Dies war im Dezember 2009 ohne Rücksprache mit den Mitgliedern der Bezirks-vertretungen in einem Beschlussvorgang des Rates pauschal erfolgt, alle Bezirksvertretungen gleichermaßen betreffend und ohne Möglichkeit einer Differenzierung im Sinne eines Votums jedes einzelnen lokalen Gremiums.
Bündnis 90/Die Grünen in Mengede standen und stehen für eine Wahlwiederholung unter der Prämisse, den WählerInnen eine faire Möglichkeit zur politischen Willensbildung zu geben vor dem Hintergrund der dramatischen Haushaltslage der Stadt Dortmund und damit dem erfolgten Vertrauensverlust in die Politik zumindest ein Stück weit entgegen zu wirken.
Mit der Einreichung von Klagen gegen die Wahlwiederholung durch Mitglieder des Rats und in den übrigen elf Bezirksvertretungen hat sich für den Stadtbezirk Mengede jedoch eine "Insellage" ergeben, die in ihren Facetten bislang nicht gänzlich fassbar ist. Allein die Bezirksvertretung Mengede würde mit Ablaufen der Klagefrist Mitte Januar aufgelöst. Die gewählten Vertreterinnen verlören ihr Mandat. Eine politische Entscheidungsfindung vor Ort wäre nicht mehr möglich. Ein Entscheidungsvakuum auf unbestimmte Zeit würde entstehen. Nach Aussagen verschiedener Verwaltungs-rechtler sei mit einer juristischen Entscheidung über die Zulassung der Klage und die Rechtmäßigkeit der Wahlwiederholung selbst sowie der dann möglichen Neuwahl erst in mehreren Monaten zu rechnen.

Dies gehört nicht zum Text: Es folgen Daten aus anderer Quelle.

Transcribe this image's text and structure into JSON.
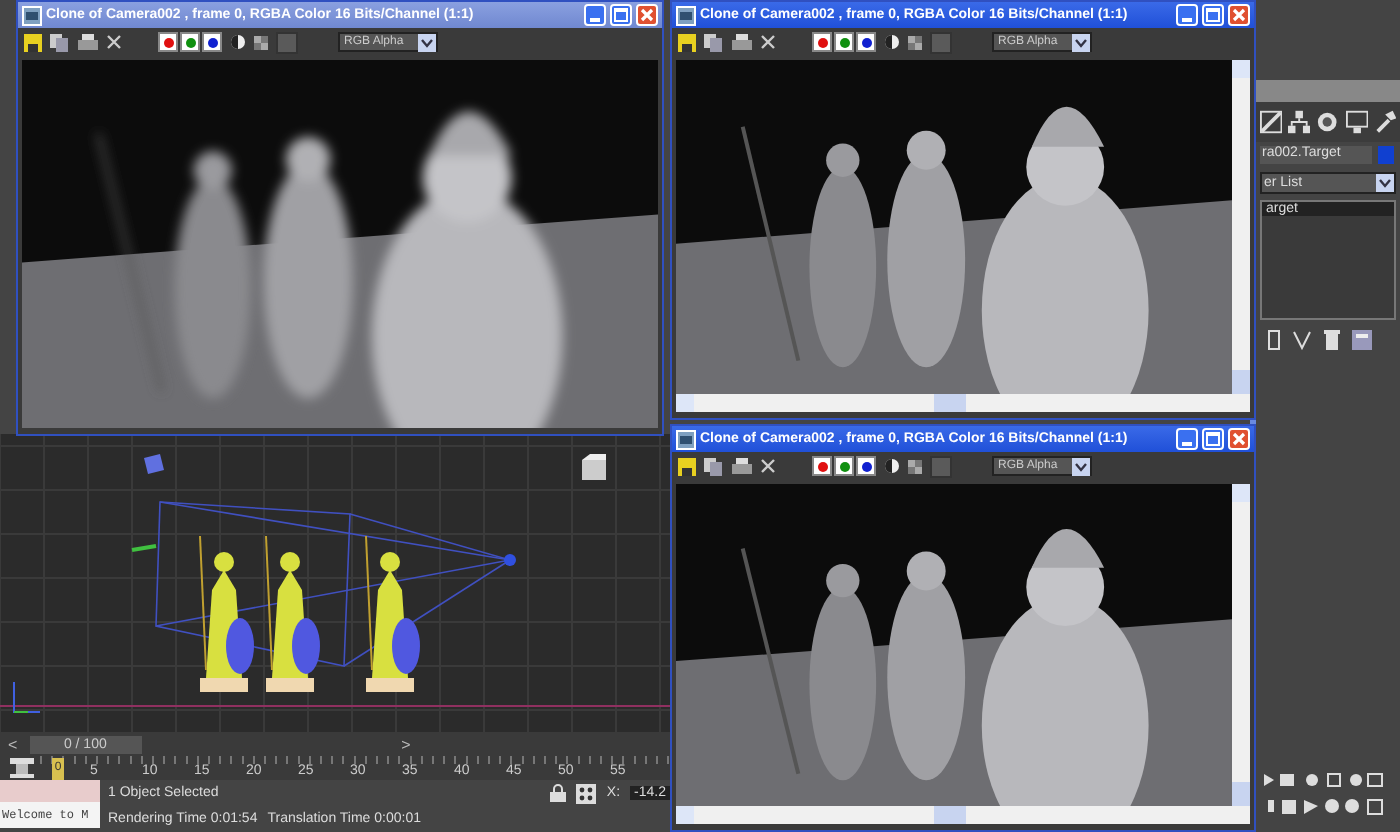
{
  "render_windows": [
    {
      "title": "Clone of Camera002 , frame 0, RGBA Color 16 Bits/Channel (1:1)",
      "channel_menu": "RGB Alpha",
      "blurred": true,
      "scrollbars": false,
      "active": false
    },
    {
      "title": "Clone of Camera002 , frame 0, RGBA Color 16 Bits/Channel (1:1)",
      "channel_menu": "RGB Alpha",
      "blurred": false,
      "scrollbars": true,
      "active": true
    },
    {
      "title": "Clone of Camera002 , frame 0, RGBA Color 16 Bits/Channel (1:1)",
      "channel_menu": "RGB Alpha",
      "blurred": false,
      "scrollbars": true,
      "active": true
    }
  ],
  "channel_buttons": [
    {
      "color": "#e01010",
      "on": true
    },
    {
      "color": "#109010",
      "on": true
    },
    {
      "color": "#1020d0",
      "on": true
    }
  ],
  "command_panel": {
    "object_name": "ra002.Target",
    "modifier_list": "er List",
    "stack": [
      {
        "label": "arget",
        "selected": true
      }
    ]
  },
  "time_slider": {
    "label": "0 / 100",
    "level": 0,
    "prev": "<",
    "next": ">"
  },
  "ruler": {
    "current": "0",
    "labels": [
      "5",
      "10",
      "15",
      "20",
      "25",
      "30",
      "35",
      "40",
      "45",
      "50",
      "55"
    ]
  },
  "status_bar": {
    "prompt": "Welcome to M",
    "selection": "1 Object Selected",
    "rendering_time": "Rendering Time  0:01:54",
    "translation_time": "Translation Time  0:00:01",
    "coord_label": "X:",
    "coord_value": "-14.2"
  }
}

Eine Interimsregelung für dringende Entscheidungen läge in den Händen der Bezirksverwaltung sowie auf Seiten der Ratsvertreter aus dem Stadtbezirk. Eine politische Handlungsfähigkeit im Sinne des Wohls der Bevölkerung sowie der spezifischen Belange und Bedürfnisse im Stadtbezirk Mengede wäre nicht mehr gegeben.
Die politische Arbeit im Rat der Stadt und in den übrigen 11 Bezirksvertretungen hingegen kann so lange weiter gehen, bis über eine Wahlwiederholung juristisch entschieden ist. Angesichts der Präzedenz des Vorgangs wird über eine mehrjährige juristische Klärungsphase spekuliert.
Bündnis 90/Die Grünen möchten für Mengede diese "Insellage" nicht riskieren. Der Erhalt der politischen Handlungsfähigkeit steht im Zentrum der Überlegungen. Angesichts der dramatischen Haushaltslage der Stadt Dortmund erscheint es unverzichtbar, sich für die Belange im Stadtbezirk einzusetzen und im Verteilungs-kampf um notwendige Mittel das Fähnchen hoch zu halten. Es kann nicht sein, dass Mengede im Rahmen der anstehenden Haushaltsverhandlungen leer ausgeht!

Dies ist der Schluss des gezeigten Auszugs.